Der aufgelöste Kern Europas

Die Anschläge in Madrid haben die politischen Konstellationen in der Europäischen Union verändert. Die EU will sich nun noch stärker als neue Ordnungsmacht im Nahen und Mittleren Osten profilieren. von anton landgraf

Eine Woche genügte, um Europa zu verändern. »Wir haben dem spanischen Volk die Wahl zwischen Krieg und Frieden gelassen«, heißt es in einer Erklärung, die vergangene Woche in der arabischen Zeitung El Kuds el Arabi veröffentlicht wurde. Das Volk habe sich für den Frieden entschieden, indem es die Partei gewählt habe, »die gegen die Allianz mit den USA in ihrem Krieg gegen den Islam war«. Die Autoren empfehlen großzügig, zunächst von weiteren Massakern in Spanien abzusehen. Dafür könnten ähnliche Anschläge in Großbritannien, Italien oder Polen folgen, denn auch in diesen Ländern ist die Irakpolitik der Regierung unpopulär, auch dort könnte die Stimmung schnell kippen.

Mit einem Schlag haben die islamistischen Gotteskrieger einen Machtkampf entschieden, der seit dem Irakkrieg die EU dominierte.

Vor einem Jahr formierte sich an den Rändern der EU eine deutliche Opposition gegenüber der drohenden deutsch-französischen Hegemonie. Die spanischen Konservativen schlossen sich ebenso wie die polnische Regierung dem Bündnis mit Washington an.
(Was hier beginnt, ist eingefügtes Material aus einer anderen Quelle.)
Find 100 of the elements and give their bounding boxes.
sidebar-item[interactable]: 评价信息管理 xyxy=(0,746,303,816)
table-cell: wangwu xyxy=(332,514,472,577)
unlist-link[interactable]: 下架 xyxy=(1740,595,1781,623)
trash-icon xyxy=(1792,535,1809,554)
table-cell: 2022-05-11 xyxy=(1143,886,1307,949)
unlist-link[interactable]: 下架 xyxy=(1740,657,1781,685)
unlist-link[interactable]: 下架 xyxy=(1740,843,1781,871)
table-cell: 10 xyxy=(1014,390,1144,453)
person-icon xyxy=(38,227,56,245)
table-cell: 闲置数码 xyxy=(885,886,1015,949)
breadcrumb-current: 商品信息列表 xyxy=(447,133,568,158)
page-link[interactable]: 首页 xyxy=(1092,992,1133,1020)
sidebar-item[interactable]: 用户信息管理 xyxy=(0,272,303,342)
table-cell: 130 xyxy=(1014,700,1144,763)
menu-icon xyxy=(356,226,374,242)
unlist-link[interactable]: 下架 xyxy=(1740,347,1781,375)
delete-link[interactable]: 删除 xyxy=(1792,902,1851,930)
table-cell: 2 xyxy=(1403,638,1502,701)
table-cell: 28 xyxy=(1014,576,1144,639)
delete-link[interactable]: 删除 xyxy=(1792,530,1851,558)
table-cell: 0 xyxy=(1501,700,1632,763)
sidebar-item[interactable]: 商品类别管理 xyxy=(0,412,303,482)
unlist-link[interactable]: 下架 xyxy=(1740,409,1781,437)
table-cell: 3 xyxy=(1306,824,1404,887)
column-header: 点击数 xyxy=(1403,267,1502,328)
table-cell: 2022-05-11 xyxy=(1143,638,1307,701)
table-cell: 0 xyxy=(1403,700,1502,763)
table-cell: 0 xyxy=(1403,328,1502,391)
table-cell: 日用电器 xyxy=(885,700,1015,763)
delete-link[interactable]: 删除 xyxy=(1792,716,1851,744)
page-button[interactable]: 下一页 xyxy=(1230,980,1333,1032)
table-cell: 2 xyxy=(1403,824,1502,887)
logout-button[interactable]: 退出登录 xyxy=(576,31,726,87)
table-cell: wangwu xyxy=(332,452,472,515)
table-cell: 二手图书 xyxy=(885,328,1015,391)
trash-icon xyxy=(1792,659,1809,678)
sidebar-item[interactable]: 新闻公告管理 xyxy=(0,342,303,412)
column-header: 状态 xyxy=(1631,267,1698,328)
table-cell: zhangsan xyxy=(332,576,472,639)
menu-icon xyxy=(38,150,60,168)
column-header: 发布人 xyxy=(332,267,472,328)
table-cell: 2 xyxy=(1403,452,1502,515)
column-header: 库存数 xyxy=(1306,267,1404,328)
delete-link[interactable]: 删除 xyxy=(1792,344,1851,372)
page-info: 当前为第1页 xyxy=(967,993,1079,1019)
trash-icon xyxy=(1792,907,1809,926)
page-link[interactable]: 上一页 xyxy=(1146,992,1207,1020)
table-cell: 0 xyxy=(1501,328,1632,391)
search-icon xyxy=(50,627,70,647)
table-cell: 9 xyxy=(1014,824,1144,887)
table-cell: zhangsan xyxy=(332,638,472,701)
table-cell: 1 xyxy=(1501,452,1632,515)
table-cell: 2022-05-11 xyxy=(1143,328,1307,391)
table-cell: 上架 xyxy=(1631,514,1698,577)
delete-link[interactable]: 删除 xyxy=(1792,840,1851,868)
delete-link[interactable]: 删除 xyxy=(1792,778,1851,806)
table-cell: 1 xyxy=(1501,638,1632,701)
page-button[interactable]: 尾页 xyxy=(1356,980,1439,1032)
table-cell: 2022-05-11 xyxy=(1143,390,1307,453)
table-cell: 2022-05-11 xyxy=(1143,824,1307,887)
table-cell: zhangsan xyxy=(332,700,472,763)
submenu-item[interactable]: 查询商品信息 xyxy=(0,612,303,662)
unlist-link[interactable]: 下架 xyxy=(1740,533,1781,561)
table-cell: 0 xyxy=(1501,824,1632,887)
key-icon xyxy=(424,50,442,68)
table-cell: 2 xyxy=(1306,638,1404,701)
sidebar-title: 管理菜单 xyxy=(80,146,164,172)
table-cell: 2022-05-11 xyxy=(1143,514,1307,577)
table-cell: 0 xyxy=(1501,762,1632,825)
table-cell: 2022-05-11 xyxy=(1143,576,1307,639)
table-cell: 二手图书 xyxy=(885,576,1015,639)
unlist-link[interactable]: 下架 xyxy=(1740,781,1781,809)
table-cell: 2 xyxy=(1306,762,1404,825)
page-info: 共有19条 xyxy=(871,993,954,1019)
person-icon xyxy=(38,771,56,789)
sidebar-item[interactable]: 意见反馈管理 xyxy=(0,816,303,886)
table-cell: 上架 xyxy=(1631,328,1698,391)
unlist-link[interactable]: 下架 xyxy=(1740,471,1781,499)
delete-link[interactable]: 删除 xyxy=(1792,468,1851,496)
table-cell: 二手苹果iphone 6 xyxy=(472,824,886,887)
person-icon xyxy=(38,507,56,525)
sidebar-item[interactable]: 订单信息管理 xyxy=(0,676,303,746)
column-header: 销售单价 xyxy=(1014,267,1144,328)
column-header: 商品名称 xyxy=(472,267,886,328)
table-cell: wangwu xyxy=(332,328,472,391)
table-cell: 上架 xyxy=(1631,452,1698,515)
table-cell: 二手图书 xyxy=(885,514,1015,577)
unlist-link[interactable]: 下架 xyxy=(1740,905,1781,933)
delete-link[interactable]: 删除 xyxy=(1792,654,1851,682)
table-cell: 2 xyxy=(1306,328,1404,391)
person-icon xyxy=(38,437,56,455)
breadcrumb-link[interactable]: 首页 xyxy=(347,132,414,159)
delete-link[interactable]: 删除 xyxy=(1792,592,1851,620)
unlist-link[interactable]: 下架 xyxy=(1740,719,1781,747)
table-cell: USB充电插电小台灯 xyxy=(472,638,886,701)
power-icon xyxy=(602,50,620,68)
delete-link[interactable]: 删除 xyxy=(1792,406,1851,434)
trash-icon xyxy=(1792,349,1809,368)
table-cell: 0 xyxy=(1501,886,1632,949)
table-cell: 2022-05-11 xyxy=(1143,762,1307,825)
Beide Länder versprachen sich davon auch entscheidende Vorteile bei den Machtkonflikten in der Union. Eine gemeinsame Außenpolitik mit der neuen Führungsmacht der osteuropäischen Beitrittsländer, so hoffte die spanische Regierung unter dem damaligen Ministerpräsidenten José Maria Aznar, erlaube auch mehr Einfluss auf die europäischen Angelegenheiten. So scheiterte Ende 2003 die Verabschiedung der europäischen Verfassung an dem spanisch-polnischen Veto; kurz darauf träumte Aznar bei einem Besuch in Warschau von einer »spanisch-polnischen Achse«.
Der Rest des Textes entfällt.